É a visão de sociólogo estudioso de milícias e grupos de extermínio. Bolsonaro culpa PT da Bahia pela morte do miliciano Adriano


Em 15 de fevereiro, Jair Bolsonaro foi ao Rio e comentou a morte a bala, seis dias antes, do miliciano Adriano Magalhães da Nóbrega, na cidade de Esplanada, a 170 km de Salvador. “Quem é responsável pela morte do capitão Adriano? PM da Bahia do PT. Precisa falar mais alguma coisa?”
Culpar o PT é uma tentativa presidencial de afastar sua família da hipótese de “queima de arquivo”. O clã tem motivo para alívio com o sumiço do miliciano. Adriano foi homenageado em 2003 e 2005 por Flávio Bolsonaro, na época deputado no Rio. Flávio também contratou no passado a mãe e uma esposa do falecido, ambas personagens da investigação das “rachadinhas” no antigo gabinete do filho do presidente.
O fato de Adriano ter sido abatido pela Polícia Militar de um estado governado por um petista, Rui Costa, é pista de algo? “Não quer dizer muita coisa”, afirma o sociólogo José Cláudio Souza Alves, da Universidade Federal Rural do Rio de Janeiro, um estudioso de milícias e grupos de extermínio.
Prossegue o sociólogo: “Ao longo de 27 anos de estudos, o que dá para perceber é que a estrutura de segurança pública é algo incontrolável, eles têm uma autonomia de atuação muito grande. Mesmo governos de esquerda não exercem de fato poder e controle dessa estrutura, herdada da ditadura militar. É um cheque em branco que a sociedade brasileira dá a esses grupos”.
Logo após a morte, o secretário de Segurança Pública da Bahia, Mauricio Teles Barbosa, negou “queima de arquivo”. Disse que houve uma “ação típica de polícia” e que, “infelizmente, acabaram levando o caso para o lado político”.

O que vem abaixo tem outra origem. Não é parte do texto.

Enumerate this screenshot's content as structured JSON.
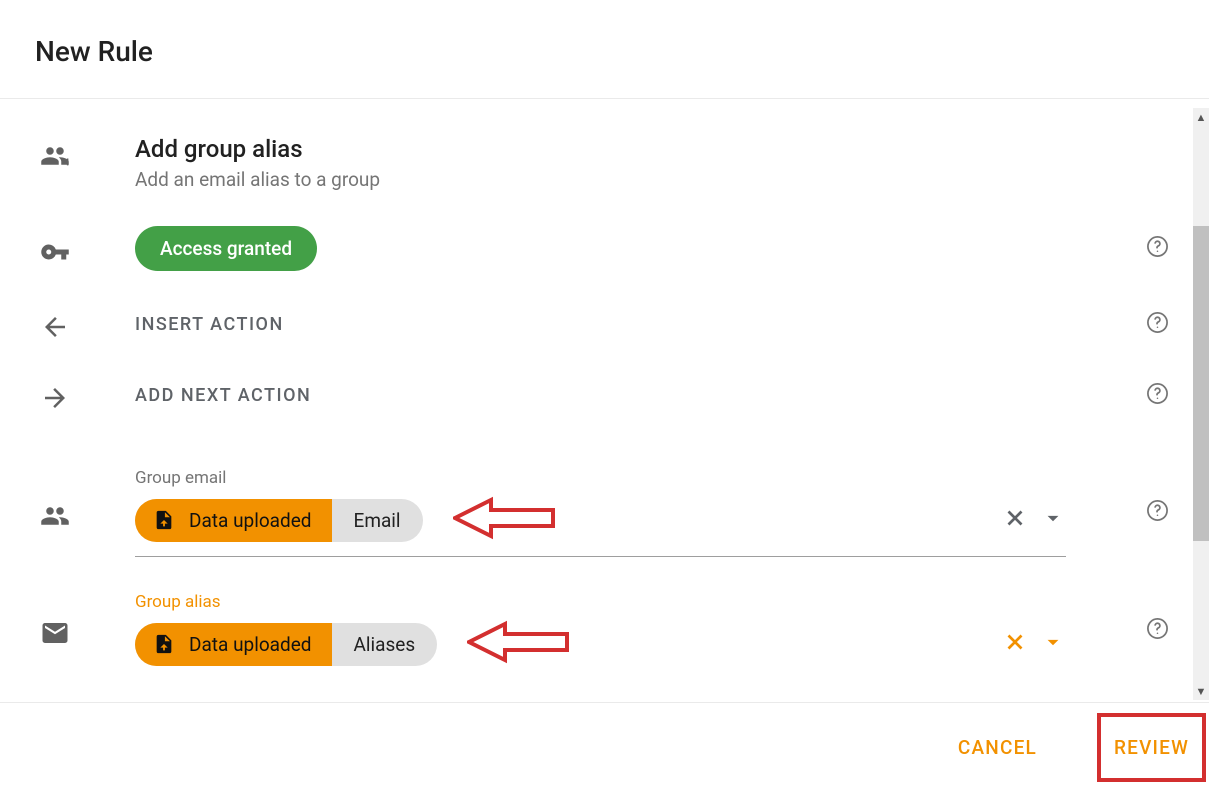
{
  "dialog": {
    "title": "New Rule"
  },
  "section1": {
    "title": "Add group alias",
    "subtitle": "Add an email alias to a group"
  },
  "access": {
    "badge": "Access granted"
  },
  "insert": {
    "label": "INSERT ACTION"
  },
  "addnext": {
    "label": "ADD NEXT ACTION"
  },
  "pill1": {
    "field_label": "Group email",
    "left": "Data uploaded",
    "right": "Email"
  },
  "pill2": {
    "field_label": "Group alias",
    "left": "Data uploaded",
    "right": "Aliases"
  },
  "footer": {
    "cancel": "CANCEL",
    "review": "REVIEW"
  }
}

Barbosa é delegado da Polícia Federal (PF). Em 2003 e 2004, trabalhou na PF do Rio, terra do clã Bolsonaro e de Adriano. Entre os federais, conta um deles, atuante em Brasília, Bolsonaro teve ao menos 70% dos votos na campanha de 2018. Um de seus colegas marcou o número 17, o do presidente nas urnas, em todos os meses do calendário de 2018 e costumava brincar em voz alta: “É para não esquecer no dia da eleição”.

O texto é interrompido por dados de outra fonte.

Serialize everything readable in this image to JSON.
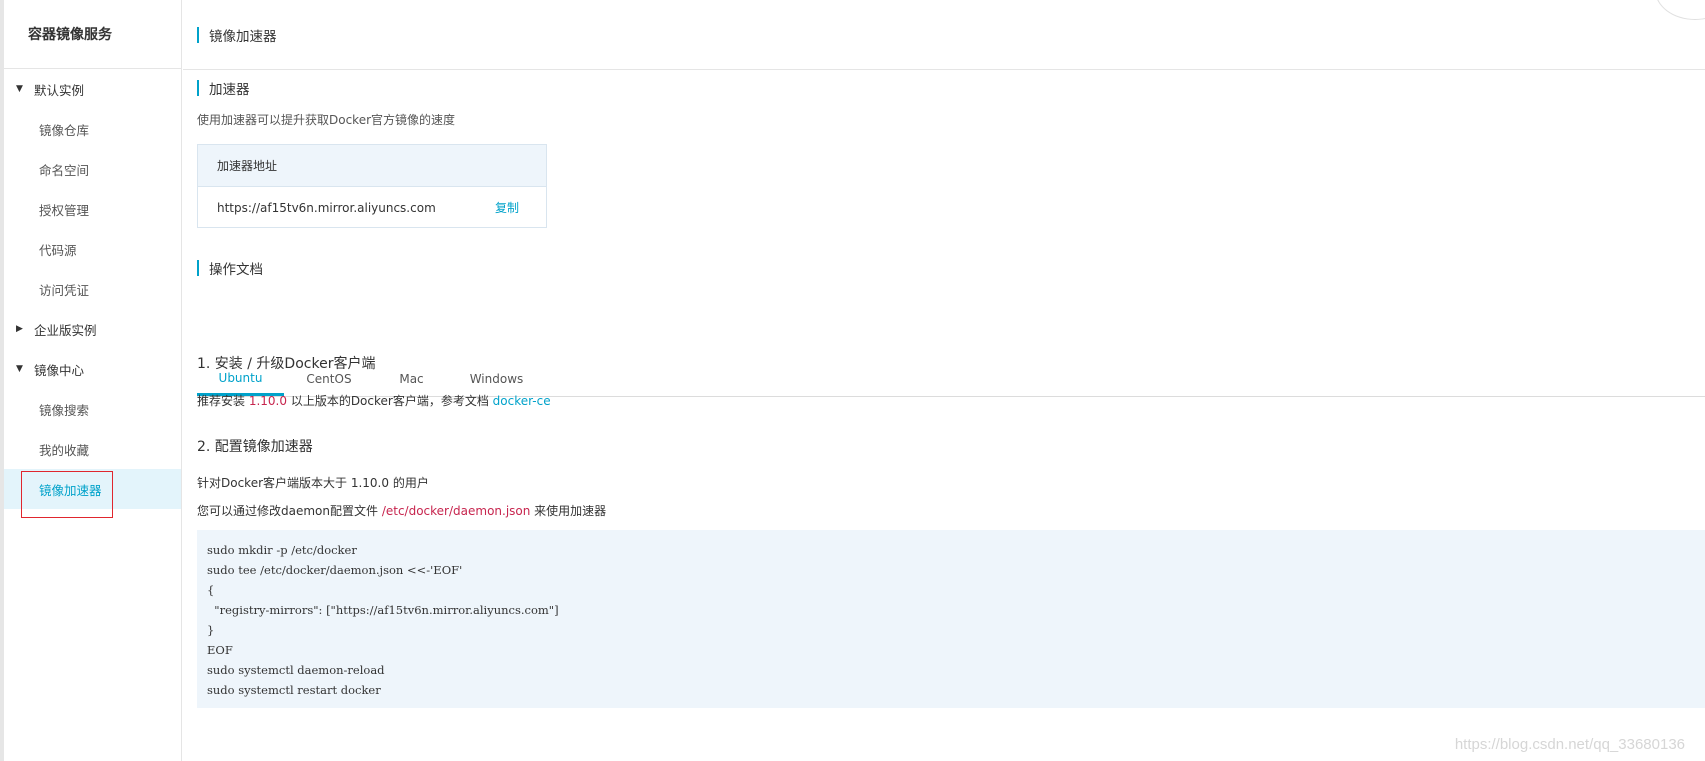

Além de ser investigado por “rachadinha”, Flávio Bolsonaro é alvo também de um inquérito, na Justiça Eleitoral, sobre lavagem de dinheiro em negócios imobiliários. O delegado do caso, Erick Blatt, concluiu em um relatório recente que o senador é inocente. Em 2016, Blatt posou para foto ao lado do então deputado Jair Bolsonaro. Ele é diretor hoje da associação dos delegados da PF no Rio.
Desde os primeiros dias após Adriano ter sido abatido, Flávio dissemina a versão de que o miliciano foi executado graças a uma aliança entre Rui Costa e o governador do Rio, Wilson Witzel, inimigo do clã presidencial (Witzel elogiou a ação policial que matou o Adriano). Espalhou no Congresso que o morto levou um tiro abaixo do queixo após apanhar e negar-se a acusar o clã.

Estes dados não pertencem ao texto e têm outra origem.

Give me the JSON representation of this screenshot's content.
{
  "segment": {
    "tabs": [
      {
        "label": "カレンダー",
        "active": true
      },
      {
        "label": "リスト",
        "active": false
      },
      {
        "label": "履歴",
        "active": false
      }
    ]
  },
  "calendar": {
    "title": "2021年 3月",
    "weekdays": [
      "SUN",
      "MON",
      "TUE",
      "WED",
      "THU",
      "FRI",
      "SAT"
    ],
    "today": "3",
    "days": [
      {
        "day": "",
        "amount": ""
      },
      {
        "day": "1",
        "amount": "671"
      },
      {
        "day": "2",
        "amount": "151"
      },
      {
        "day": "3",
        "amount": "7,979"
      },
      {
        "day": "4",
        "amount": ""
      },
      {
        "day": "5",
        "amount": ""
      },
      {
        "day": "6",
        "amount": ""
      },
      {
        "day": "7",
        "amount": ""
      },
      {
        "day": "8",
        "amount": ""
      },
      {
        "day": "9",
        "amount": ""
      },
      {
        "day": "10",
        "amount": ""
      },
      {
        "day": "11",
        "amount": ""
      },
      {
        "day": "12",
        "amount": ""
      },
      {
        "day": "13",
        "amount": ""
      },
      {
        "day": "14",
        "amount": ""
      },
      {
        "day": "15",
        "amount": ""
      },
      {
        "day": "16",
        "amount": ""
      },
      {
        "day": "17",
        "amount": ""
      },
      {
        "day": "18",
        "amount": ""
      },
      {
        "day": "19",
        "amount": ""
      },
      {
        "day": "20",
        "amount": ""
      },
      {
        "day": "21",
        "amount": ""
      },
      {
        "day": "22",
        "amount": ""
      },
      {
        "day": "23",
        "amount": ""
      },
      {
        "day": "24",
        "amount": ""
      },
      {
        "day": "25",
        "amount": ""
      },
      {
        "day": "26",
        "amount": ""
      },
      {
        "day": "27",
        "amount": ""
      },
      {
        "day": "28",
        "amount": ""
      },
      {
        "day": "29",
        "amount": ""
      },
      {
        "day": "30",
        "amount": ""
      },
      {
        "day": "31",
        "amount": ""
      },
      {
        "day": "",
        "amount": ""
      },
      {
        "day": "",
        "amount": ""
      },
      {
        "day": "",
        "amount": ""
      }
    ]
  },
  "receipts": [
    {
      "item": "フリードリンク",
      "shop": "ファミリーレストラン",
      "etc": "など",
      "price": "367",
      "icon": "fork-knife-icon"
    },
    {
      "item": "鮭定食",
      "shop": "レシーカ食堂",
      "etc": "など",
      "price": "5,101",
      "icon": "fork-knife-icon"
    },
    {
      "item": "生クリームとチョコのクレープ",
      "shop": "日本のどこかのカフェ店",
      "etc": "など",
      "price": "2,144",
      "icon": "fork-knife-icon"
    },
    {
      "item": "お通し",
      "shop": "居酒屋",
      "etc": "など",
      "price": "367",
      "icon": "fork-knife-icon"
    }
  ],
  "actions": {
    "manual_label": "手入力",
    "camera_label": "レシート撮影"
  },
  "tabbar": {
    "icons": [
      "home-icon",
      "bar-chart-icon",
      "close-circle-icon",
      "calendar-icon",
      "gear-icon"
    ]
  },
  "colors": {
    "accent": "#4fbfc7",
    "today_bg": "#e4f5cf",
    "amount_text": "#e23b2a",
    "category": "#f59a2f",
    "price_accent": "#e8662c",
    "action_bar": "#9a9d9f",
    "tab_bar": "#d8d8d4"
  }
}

No Twitter, escreveu que a tentativa de cremar o corpo era “para sumir com as evidências de que ele foi brutalmente assassinado na Bahia”. Um comentário que não parece ter partido de um político contrário aos direitos humanos e favorável à violência policial.
Após o tuíte, o IML baiano divulgou laudo a atestar que Adriano foi alvejado por duas balas no tórax. A família de Adriano requereu a cremação do corpo, mas a Justiça do Rio não autorizou, pois ele não morreu de causas naturais e, portanto, é necessário submeter o corpo a análises que ajudem a esclarecer as circunstâncias da morte.
Na terça-feira 18, o filho do presidente publicou o vídeo de um cadáver que seria o de Adriano. O corpo aparece de costas, com marcas aparentes de violência. Não é possível ver o rosto, logo, não é possível identificar o morto.